In 2008, the NLRB’s General Counsel published guidance addressing concerted activities in the context of political advocacy.  The general rule set forth was that employee political advocacy, such as participation in a protest, may be protected if there was a “direct nexus” between the issues that are the subject of the protest and employment-related concerns. For example, in 2006, Congress was considering immigration reform legislation that would have imposed restrictions on employees before they were allowed to work in the United States.  The NLRB General Counsel determined that protests regarding such proposed legislation were therefore for “mutual aid or protection” because there was a direct nexus to employment-related concerns.

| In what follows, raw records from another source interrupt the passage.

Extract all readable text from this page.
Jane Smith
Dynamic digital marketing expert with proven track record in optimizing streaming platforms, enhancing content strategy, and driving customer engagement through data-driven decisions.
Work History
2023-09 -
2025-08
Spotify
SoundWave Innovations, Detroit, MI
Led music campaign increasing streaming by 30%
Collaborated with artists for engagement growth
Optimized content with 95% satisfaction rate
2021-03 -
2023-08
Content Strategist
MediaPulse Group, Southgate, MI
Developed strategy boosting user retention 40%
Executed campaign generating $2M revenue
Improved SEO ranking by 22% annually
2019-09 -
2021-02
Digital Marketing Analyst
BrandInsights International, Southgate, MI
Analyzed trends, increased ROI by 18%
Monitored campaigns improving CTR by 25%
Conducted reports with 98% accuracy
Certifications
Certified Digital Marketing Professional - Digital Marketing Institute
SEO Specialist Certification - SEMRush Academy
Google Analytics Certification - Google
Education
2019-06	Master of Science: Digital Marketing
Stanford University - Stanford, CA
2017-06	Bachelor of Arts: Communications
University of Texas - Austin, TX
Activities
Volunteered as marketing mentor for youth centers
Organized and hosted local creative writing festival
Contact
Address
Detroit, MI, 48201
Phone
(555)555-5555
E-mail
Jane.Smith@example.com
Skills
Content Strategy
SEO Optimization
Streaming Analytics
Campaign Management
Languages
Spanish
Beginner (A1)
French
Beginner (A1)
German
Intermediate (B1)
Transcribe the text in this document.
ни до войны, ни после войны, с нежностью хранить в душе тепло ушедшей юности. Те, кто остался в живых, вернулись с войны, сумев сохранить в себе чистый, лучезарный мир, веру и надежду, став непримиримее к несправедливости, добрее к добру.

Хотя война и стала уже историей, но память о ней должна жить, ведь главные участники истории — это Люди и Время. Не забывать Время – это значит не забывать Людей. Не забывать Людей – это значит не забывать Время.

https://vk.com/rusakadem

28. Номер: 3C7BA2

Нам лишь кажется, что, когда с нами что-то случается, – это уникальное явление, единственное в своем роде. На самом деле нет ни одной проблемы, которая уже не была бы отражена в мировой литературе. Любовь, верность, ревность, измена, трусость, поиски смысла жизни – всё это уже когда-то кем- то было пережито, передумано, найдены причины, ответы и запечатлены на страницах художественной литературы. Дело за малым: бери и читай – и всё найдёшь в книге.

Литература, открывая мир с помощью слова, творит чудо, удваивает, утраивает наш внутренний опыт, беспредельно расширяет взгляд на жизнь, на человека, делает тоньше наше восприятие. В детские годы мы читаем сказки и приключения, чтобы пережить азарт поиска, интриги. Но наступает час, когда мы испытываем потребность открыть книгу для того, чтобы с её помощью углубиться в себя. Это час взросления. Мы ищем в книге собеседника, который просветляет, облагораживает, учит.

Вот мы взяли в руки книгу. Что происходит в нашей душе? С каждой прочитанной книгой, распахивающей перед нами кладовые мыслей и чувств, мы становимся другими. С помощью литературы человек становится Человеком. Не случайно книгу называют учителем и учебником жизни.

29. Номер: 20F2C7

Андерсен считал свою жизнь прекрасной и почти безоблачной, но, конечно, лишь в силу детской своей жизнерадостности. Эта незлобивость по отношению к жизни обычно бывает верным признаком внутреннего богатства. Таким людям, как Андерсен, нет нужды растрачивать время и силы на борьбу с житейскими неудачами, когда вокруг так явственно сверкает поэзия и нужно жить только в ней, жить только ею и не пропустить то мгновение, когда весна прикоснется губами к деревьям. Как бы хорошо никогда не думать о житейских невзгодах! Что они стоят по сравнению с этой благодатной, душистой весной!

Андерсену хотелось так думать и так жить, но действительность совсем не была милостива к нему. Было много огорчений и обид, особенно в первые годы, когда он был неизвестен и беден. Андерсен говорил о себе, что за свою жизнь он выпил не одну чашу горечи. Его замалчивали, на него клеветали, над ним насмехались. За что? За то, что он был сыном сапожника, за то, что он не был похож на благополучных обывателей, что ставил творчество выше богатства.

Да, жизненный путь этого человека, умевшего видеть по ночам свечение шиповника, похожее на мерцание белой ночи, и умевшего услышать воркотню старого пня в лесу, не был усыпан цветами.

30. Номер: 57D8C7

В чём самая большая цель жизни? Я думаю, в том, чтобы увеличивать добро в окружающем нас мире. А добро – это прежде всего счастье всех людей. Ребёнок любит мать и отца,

Employees refusing to work to participate in ‘A Day Without Immigrants” Strike, however, may not be engaged in protected activity.  This is so because there is not necessarily a “direct nexus” to any employment-related concerns.  The strike has instead been described as a response to President Trump’s immigration agenda, which includes a pledge to seal the United States border with Mexico and a travel ban on citizens of certain countries.  This seems to be more of a political issue that is not directly connected to any specific employment concern. NLRB cases also indicate that failing to report to work to participate in a political cause is not protected because the employer cannot address the underlying grievance and the protest does not serve as an economic tool to improve working conditions.  Thus, employees engaging in such protests– instead of working– are subject to any “lawful and neutrally-applied work rules.”

That said, employers would be wise to consider the practicality of firing employees—especially if there are many—who decide to partake in a one day political protest.  They would also be wise to ensure that they have “lawful and neutrally applied work rules” in the first place.  If, for example, attendance rules are not clear or not consistently enforced, then discipline may not be warranted less the employer is prepared for a legal fight.